High-level complicity

Supporters say that strong action by the Mozambican authorities would have a significant and immediate impact on the global supply of illicit ivory.

Officials reportedly estimate that 80 to 90 percent of all poachers in South Africa’s massive Kruger National Park are Mozambican nationals. Local groups say that on most nights more than a dozen separate poaching parties can be prowling the park, most from well-documented “poaching villages” located across the border in Mozambique.

Meanwhile, enforcement of wildlife-related legislation in Mozambique is said to be essentially non-existent, with penalties for poaching and trafficking thus far not effective.
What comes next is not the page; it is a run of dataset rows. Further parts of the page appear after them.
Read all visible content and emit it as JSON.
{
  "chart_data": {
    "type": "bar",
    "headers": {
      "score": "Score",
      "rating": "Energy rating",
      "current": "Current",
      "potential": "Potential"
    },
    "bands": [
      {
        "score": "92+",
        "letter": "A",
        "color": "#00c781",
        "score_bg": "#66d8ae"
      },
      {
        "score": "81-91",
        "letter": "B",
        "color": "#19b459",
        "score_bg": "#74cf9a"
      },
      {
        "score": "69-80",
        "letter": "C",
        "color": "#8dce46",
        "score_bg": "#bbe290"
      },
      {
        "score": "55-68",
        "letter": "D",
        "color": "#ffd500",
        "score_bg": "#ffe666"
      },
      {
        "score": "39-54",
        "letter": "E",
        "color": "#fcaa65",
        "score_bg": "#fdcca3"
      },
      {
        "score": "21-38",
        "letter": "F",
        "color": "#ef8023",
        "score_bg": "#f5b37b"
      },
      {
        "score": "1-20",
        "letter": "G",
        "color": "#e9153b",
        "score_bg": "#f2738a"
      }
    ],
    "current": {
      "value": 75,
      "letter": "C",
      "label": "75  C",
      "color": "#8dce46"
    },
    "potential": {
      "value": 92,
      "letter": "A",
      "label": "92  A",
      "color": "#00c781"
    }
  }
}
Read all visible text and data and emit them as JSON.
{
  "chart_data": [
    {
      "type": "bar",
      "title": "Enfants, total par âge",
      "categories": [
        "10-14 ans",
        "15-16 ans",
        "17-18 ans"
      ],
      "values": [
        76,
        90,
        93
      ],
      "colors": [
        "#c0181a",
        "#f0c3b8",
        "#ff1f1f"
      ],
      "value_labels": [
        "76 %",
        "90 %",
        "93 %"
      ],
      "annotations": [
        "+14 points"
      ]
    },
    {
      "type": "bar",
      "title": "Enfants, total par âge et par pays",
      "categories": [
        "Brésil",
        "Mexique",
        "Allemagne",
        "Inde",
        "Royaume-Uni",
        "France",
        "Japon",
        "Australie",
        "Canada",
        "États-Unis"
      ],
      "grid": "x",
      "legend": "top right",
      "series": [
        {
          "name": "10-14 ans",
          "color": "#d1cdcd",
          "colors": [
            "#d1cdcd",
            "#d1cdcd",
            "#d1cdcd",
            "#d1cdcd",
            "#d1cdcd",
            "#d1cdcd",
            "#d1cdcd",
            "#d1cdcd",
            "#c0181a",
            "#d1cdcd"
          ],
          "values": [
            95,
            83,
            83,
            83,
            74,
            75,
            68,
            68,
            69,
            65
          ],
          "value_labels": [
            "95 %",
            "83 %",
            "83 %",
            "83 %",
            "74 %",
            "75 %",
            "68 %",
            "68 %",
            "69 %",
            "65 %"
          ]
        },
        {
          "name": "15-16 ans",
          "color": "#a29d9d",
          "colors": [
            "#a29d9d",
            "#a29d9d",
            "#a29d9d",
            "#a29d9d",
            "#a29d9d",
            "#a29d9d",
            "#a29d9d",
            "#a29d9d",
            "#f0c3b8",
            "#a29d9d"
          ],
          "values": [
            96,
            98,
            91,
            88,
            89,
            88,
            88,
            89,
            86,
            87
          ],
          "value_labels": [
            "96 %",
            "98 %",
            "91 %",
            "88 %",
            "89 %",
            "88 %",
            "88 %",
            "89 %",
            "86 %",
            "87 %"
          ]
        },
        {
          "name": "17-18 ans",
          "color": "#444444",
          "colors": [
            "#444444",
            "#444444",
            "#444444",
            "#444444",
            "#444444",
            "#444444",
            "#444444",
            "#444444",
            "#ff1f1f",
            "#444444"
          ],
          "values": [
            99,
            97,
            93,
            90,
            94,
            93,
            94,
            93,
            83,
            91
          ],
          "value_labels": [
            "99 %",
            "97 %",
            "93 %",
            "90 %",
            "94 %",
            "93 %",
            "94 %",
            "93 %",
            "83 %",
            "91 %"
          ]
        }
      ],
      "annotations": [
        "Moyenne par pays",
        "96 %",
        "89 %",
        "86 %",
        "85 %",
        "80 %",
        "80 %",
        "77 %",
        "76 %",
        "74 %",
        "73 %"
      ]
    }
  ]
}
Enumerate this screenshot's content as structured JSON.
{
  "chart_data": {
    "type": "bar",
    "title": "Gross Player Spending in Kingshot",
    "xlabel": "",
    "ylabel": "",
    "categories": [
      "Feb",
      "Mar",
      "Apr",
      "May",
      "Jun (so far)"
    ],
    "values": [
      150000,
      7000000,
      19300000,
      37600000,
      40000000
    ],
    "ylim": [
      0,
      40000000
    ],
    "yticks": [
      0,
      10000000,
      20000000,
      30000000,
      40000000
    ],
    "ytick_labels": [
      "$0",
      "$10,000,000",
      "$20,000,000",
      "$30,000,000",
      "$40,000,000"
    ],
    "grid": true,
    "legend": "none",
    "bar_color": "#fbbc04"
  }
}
Yet changing that situation has been complicated by what appears to be state collusion.

“It’s impossible for that level of illegal activity to be going on without high-level complicity,” Allan Thornton, president of the Environmental Investigation Agency (EIA), a watchdog group based here and in London that co-authored the new petition, told IPS.

“We believe that there are ex-military officials who are providing political protection to the [trafficking] syndicates who are arming and funding these poaching teams. There is substantial evidence implicating both the police and military.”
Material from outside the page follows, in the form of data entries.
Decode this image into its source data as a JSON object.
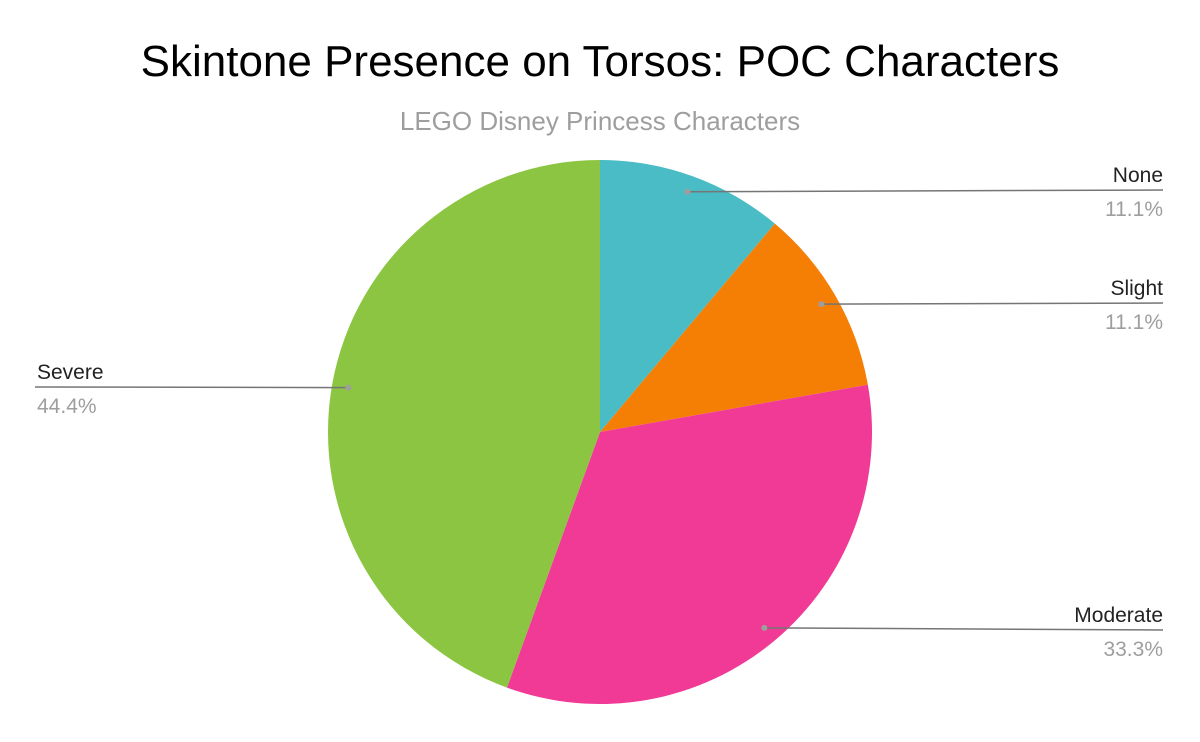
{
  "chart_data": {
    "type": "pie",
    "title": "Skintone Presence on Torsos: POC Characters",
    "subtitle": "LEGO Disney Princess Characters",
    "start_angle_deg": 0,
    "direction": "clockwise",
    "slices": [
      {
        "label": "None",
        "value": 11.1,
        "display": "11.1%",
        "color": "#4abcc5"
      },
      {
        "label": "Slight",
        "value": 11.1,
        "display": "11.1%",
        "color": "#f57f05"
      },
      {
        "label": "Moderate",
        "value": 33.3,
        "display": "33.3%",
        "color": "#f03a96"
      },
      {
        "label": "Severe",
        "value": 44.4,
        "display": "44.4%",
        "color": "#8cc541"
      }
    ],
    "legend": "none",
    "labels": "outside-with-leader-lines"
  }
}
Mozambique keeps strict control over the types of weapons used by the country’s poachers, Thornton notes, yet such weapons are available to the military. Similarly, police and military uniforms have repeatedly been found in poaching camps.

Thornton says that putting together the new petition took several months, due to the mass of evidence available.

“If all Mozambican citizens were prevented from illicitly crossing over the border, poaching would drop significantly. But there has been no enforcement on the Mozambique side, despite legal obligations under CITES,” he says.

“We believe that the Mozambique government should be held accountable for their activities and act rapidly against these poachers, criminal syndicates and those protecting them. They could close this trade literally in a week.

Unparalleled scope

Thornton says his office is not yet clear on whether the Obama administration has exerted diplomatic pressure on the Mozambique government over the issue of wildlife trafficking. But in filing the new petition, these groups are highlighting the fact that the president does indeed have the legal backing to act on the issue.

Under U.S. legislation known as the Pelly Amendment, the president is allowed to impose trade sanctions if a country is certified to be “diminishing the effectiveness” of an international conservation programme. (U.S. officials could not be reached for comment for this story.)

Further, there is notable precedent under which past determinations – set in motion by EIA petitions – have met with particular success. Two decades ago, for instance, a similar petition was lodged around the trafficking of rhinoceros and tiger parts through Taiwan into China.

That effort resulted in U.S. trade sanctions. Over the following two years, both the Taiwanese and Chinese governments engaged in a broad crackdown on these trades.

“This had a huge impact on reducing demand [for ivory] and reducing the poaching of rhinos virtually around the world,” Thornton says.

“We saw rhino populations stabilise worldwide, because two of the biggest markets had closed for demand. This is the same thing we’re now looking for in Mozambique.”

He continues: “And we’re hoping for a particularly prompt response, because the scope of illegal activities we’re currently seeing – where one country is sending hundreds of poachers into another country – is almost unparalleled.”